(770b) Reductively Degradeable Polymeric Assemblies Constructed from Polyethyleneoxide-S-S-Polycaprolactone Diblock Copolymer for Applications In Drug Delivery | AIChE

(770b) Reductively Degradeable Polymeric Assemblies Constructed from Polyethyleneoxide-S-S-Polycaprolactone Diblock Copolymer for Applications In Drug Delivery

Authors 

Rajagopal, K. - Presenter, University of Pennsylvania
Discher, D. E. - Presenter, University of Pennsylvania


Filamentous worm-like micelles constructed from amphiphilic diblcock copolymers are attractive nano-scale structures that have shown potential for application in drug delivery. The utility of these structures stems from their favorable physical attributes that resemble natural viruses. As a result, the worm-like micelles have shown significantly longer in-vivo circulation times compared to spherical assemblies such as micelles and vesicles. The functionality of these structures can be further enhanced if their degradation rates can be controlled in response to changes in physiologically relevant stimuli such as pH or temperature. Alternatively, we envisioned that the use of reduction potential as a trigger for worm-like micelle degradation would be an attractive strategy, particularly for the intra-cellular delivery of drugs as one can take advantage of the differences in reduction potential between the inside and outside of the cells. With that objective herein, we present the design, synthesis and characterization of a diblock copolymer, polyethyleneoxide-S-S-polycaprolactone (PEO-S-S-PCL), which self-assembles to form worm-like micelles and specifically undergoes degradation within a reducing environment.

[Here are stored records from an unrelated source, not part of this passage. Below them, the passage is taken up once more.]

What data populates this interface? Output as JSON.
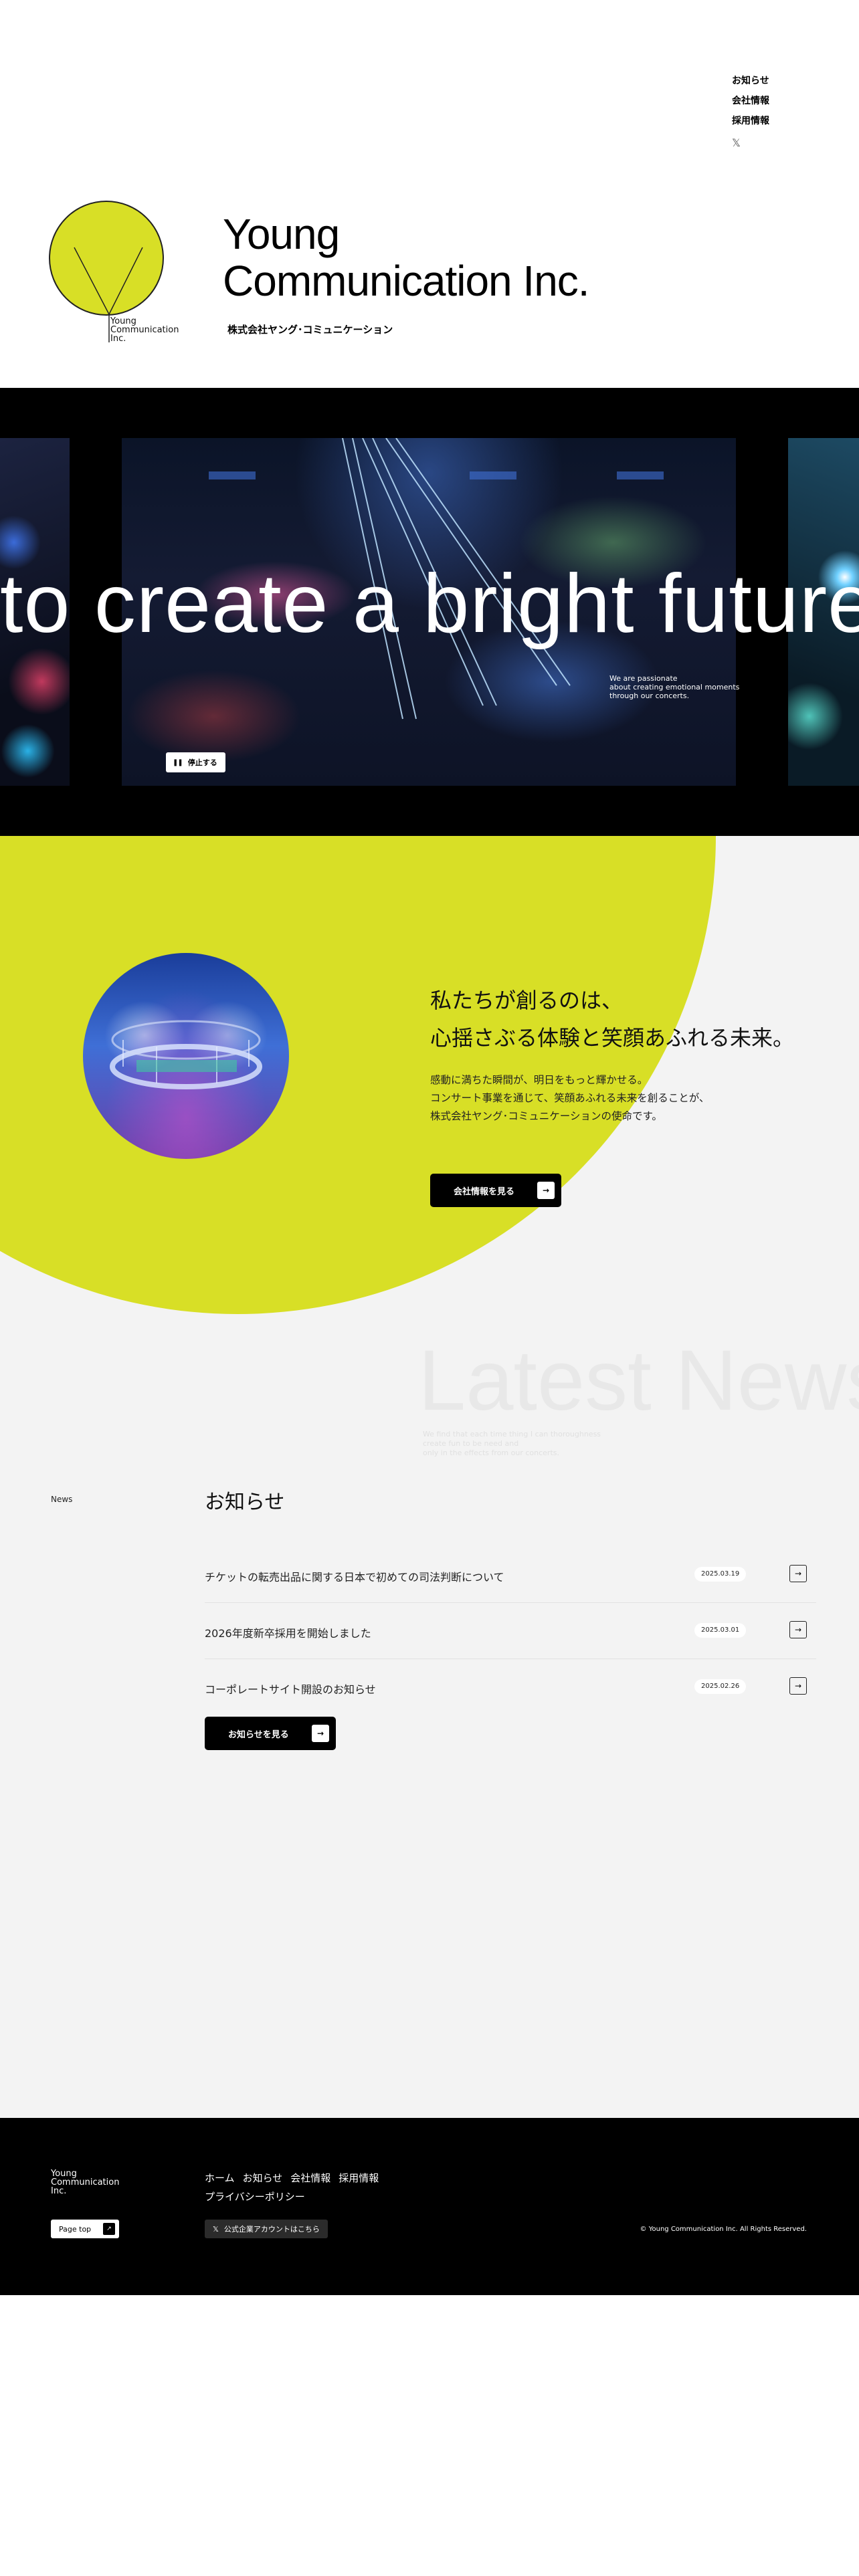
{
  "colors": {
    "accent": "#d8df26",
    "background": "#f3f3f3",
    "dark": "#000000"
  },
  "header": {
    "logo_mark_text": "Young\nCommunication\nInc.",
    "brand_title": "Young\nCommunication Inc.",
    "brand_subtitle": "株式会社ヤング･コミュニケーション",
    "nav": {
      "news": "お知らせ",
      "company": "会社情報",
      "recruit": "採用情報",
      "x_icon": "x-logo-icon"
    }
  },
  "hero": {
    "marquee": "to create a bright future",
    "caption": "We are passionate\nabout creating emotional moments\nthrough our concerts.",
    "pause_label": "停止する",
    "pause_icon": "pause-icon"
  },
  "about": {
    "title": "私たちが創るのは、\n心揺さぶる体験と笑顔あふれる未来。",
    "body": "感動に満ちた瞬間が、明日をもっと輝かせる。\nコンサート事業を通じて、笑顔あふれる未来を創ることが、\n株式会社ヤング･コミュニケーションの使命です。",
    "button_label": "会社情報を見る",
    "ghost_title": "Latest News",
    "ghost_subtitle": "We find that each time thing I can thoroughness\ncreate fun to be need and\nonly in the effects from our concerts."
  },
  "news": {
    "label": "News",
    "heading": "お知らせ",
    "items": [
      {
        "title": "チケットの転売出品に関する日本で初めての司法判断について",
        "date": "2025.03.19"
      },
      {
        "title": "2026年度新卒採用を開始しました",
        "date": "2025.03.01"
      },
      {
        "title": "コーポレートサイト開設のお知らせ",
        "date": "2025.02.26"
      }
    ],
    "button_label": "お知らせを見る"
  },
  "footer": {
    "logo_text": "Young\nCommunication\nInc.",
    "nav": {
      "home": "ホーム",
      "news": "お知らせ",
      "company": "会社情報",
      "recruit": "採用情報",
      "privacy": "プライバシーポリシー"
    },
    "pagetop_label": "Page top",
    "x_account_label": "公式企業アカウントはこちら",
    "copyright": "© Young Communication Inc. All Rights Reserved."
  }
}
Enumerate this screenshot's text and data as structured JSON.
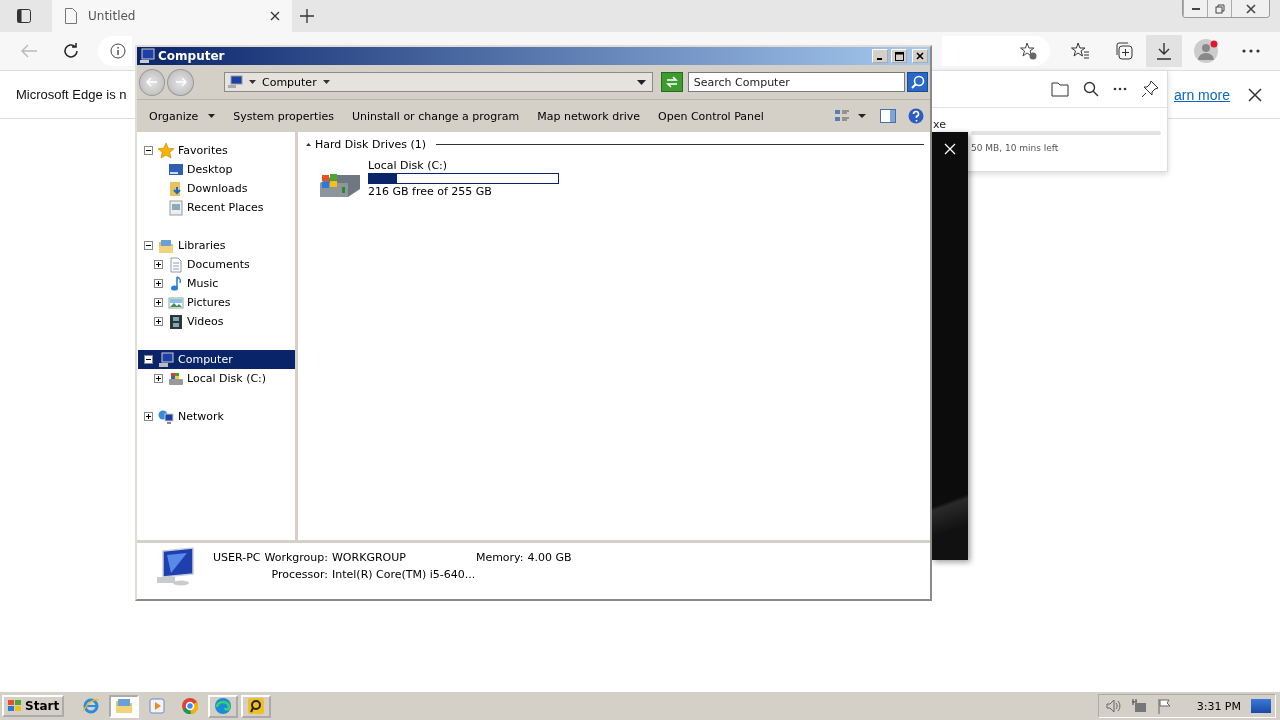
{
  "browser": {
    "tab": {
      "title": "Untitled"
    },
    "infobar": {
      "message": "Microsoft Edge is n",
      "link": "arn more"
    },
    "downloads_panel": {
      "file_name": "xe",
      "status": "50 MB, 10 mins left"
    }
  },
  "explorer": {
    "title": "Computer",
    "address": "Computer",
    "search": {
      "placeholder": "Search Computer"
    },
    "toolbar": [
      {
        "label": "Organize",
        "kind": "menu"
      },
      {
        "label": "System properties",
        "kind": "button"
      },
      {
        "label": "Uninstall or change a program",
        "kind": "button"
      },
      {
        "label": "Map network drive",
        "kind": "button"
      },
      {
        "label": "Open Control Panel",
        "kind": "button"
      }
    ],
    "nav": [
      {
        "label": "Favorites",
        "expanded": true,
        "selected": false,
        "children": [
          {
            "label": "Desktop",
            "selected": false
          },
          {
            "label": "Downloads",
            "selected": false
          },
          {
            "label": "Recent Places",
            "selected": false
          }
        ]
      },
      {
        "label": "Libraries",
        "expanded": true,
        "selected": false,
        "children": [
          {
            "label": "Documents",
            "expanded": false,
            "selected": false
          },
          {
            "label": "Music",
            "expanded": false,
            "selected": false
          },
          {
            "label": "Pictures",
            "expanded": false,
            "selected": false
          },
          {
            "label": "Videos",
            "expanded": false,
            "selected": false
          }
        ]
      },
      {
        "label": "Computer",
        "expanded": true,
        "selected": true,
        "children": [
          {
            "label": "Local Disk (C:)",
            "expanded": false,
            "selected": false
          }
        ]
      },
      {
        "label": "Network",
        "expanded": false,
        "selected": false
      }
    ],
    "group": {
      "title": "Hard Disk Drives (1)"
    },
    "drives": [
      {
        "name": "Local Disk (C:)",
        "level": 0.15,
        "free": "216 GB free of 255 GB"
      }
    ],
    "details": {
      "name": "USER-PC",
      "workgroup_label": "Workgroup:",
      "workgroup": "WORKGROUP",
      "memory_label": "Memory:",
      "memory": "4.00 GB",
      "processor_label": "Processor:",
      "processor": "Intel(R) Core(TM) i5-640..."
    }
  },
  "taskbar": {
    "start": "Start",
    "apps": [
      {
        "kind": "ie",
        "running": false,
        "selected": false
      },
      {
        "kind": "explorer",
        "running": true,
        "selected": true
      },
      {
        "kind": "media",
        "running": false,
        "selected": false
      },
      {
        "kind": "chrome",
        "running": false,
        "selected": false
      },
      {
        "kind": "edge",
        "running": true,
        "selected": false
      },
      {
        "kind": "app",
        "running": true,
        "selected": false
      }
    ],
    "clock": "3:31 PM"
  }
}
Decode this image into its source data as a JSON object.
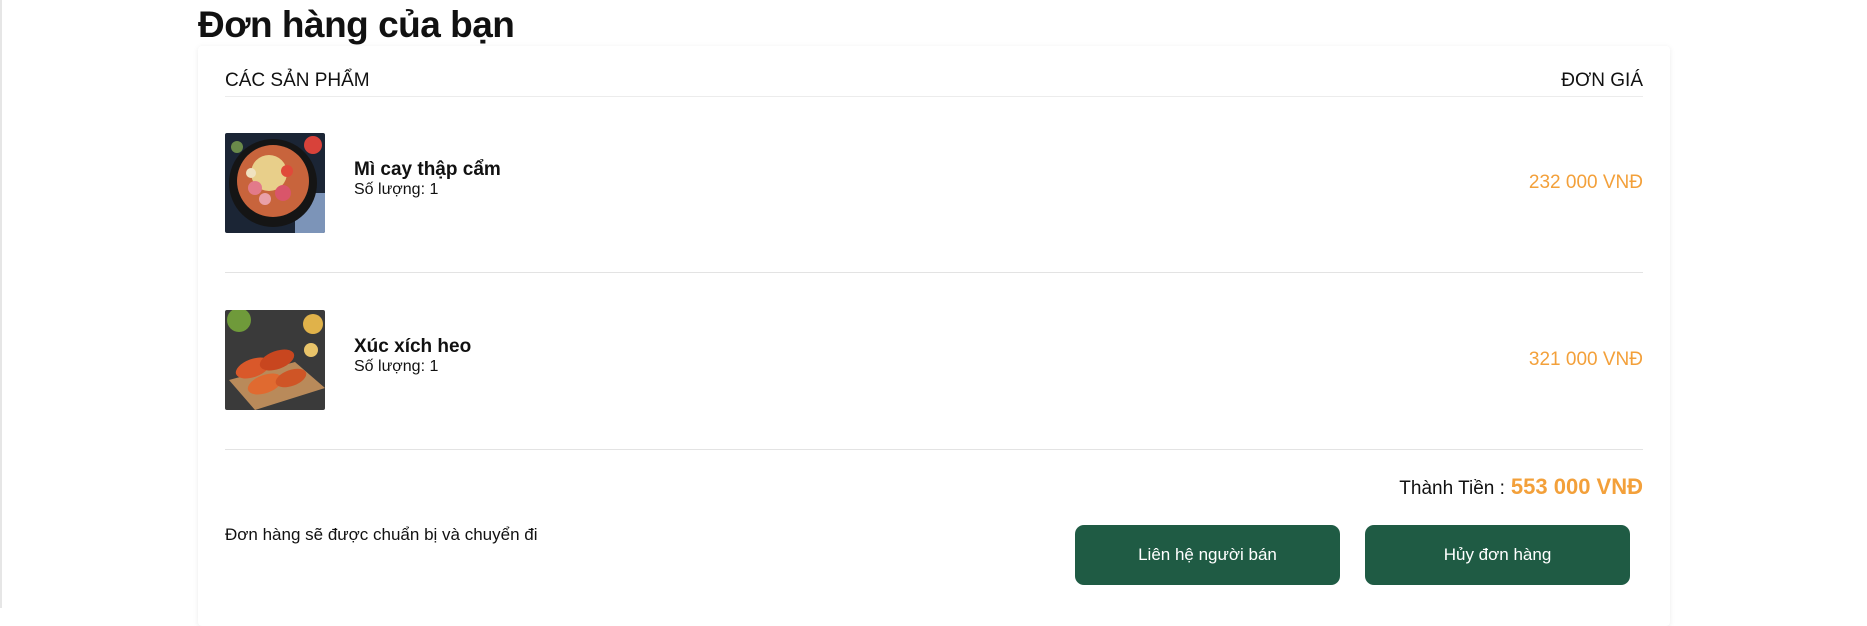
{
  "page": {
    "title": "Đơn hàng của bạn"
  },
  "table": {
    "col_products": "CÁC SẢN PHẨM",
    "col_price": "ĐƠN GIÁ"
  },
  "items": [
    {
      "name": "Mì cay thập cẩm",
      "quantity": "Số lượng: 1",
      "price": "232 000 VNĐ",
      "image": "spicy-noodle-bowl-photo"
    },
    {
      "name": "Xúc xích heo",
      "quantity": "Số lượng: 1",
      "price": "321 000 VNĐ",
      "image": "pork-sausage-platter-photo"
    }
  ],
  "summary": {
    "total_label": "Thành Tiền :",
    "total_value": "553 000 VNĐ",
    "status": "Đơn hàng sẽ được chuẩn bị và chuyển đi"
  },
  "actions": {
    "contact_label": "Liên hệ người bán",
    "cancel_label": "Hủy đơn hàng"
  },
  "colors": {
    "accent": "#f3a03a",
    "button": "#1f5b44",
    "button_text": "#ffffff"
  }
}
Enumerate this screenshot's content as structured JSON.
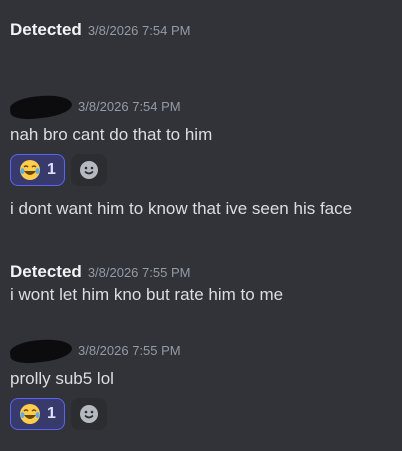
{
  "messages": [
    {
      "author": "Detected",
      "timestamp": "3/8/2026 7:54 PM",
      "lines": [
        ""
      ]
    },
    {
      "author": "",
      "timestamp": "3/8/2026 7:54 PM",
      "lines": [
        "nah bro cant do that to him",
        "i dont want him to know that ive seen his face"
      ],
      "reaction": {
        "emoji": "laughing-crying-emoji",
        "count": "1"
      }
    },
    {
      "author": "Detected",
      "timestamp": "3/8/2026 7:55 PM",
      "lines": [
        "i wont let him kno but rate him to me"
      ]
    },
    {
      "author": "",
      "timestamp": "3/8/2026 7:55 PM",
      "lines": [
        "prolly sub5 lol"
      ],
      "reaction": {
        "emoji": "laughing-crying-emoji",
        "count": "1"
      }
    }
  ],
  "colors": {
    "background": "#313338",
    "reaction_bg": "#373a6b",
    "reaction_border": "#5865f2",
    "author": "#f2f3f5",
    "timestamp": "#949ba4"
  }
}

The stability of the PEO-S-S-PCL worm micelles investigated at different concentrations of reducing agents show that at millimolar range significant degradation is observed. Time lapse fluorescence microscopy studies show that the instantaneous rupture of the supra-molecular worm micelles occurs as a result of the molecular level reduction of the disulfide bond. Further, using a similar synthetic approach and by changing the block sizes a vesicular morphology can be obtained. Encapsulation and release of hydrophilic molecules from vesicles and hydrophobic molecules from worm micelles are currently being investigated.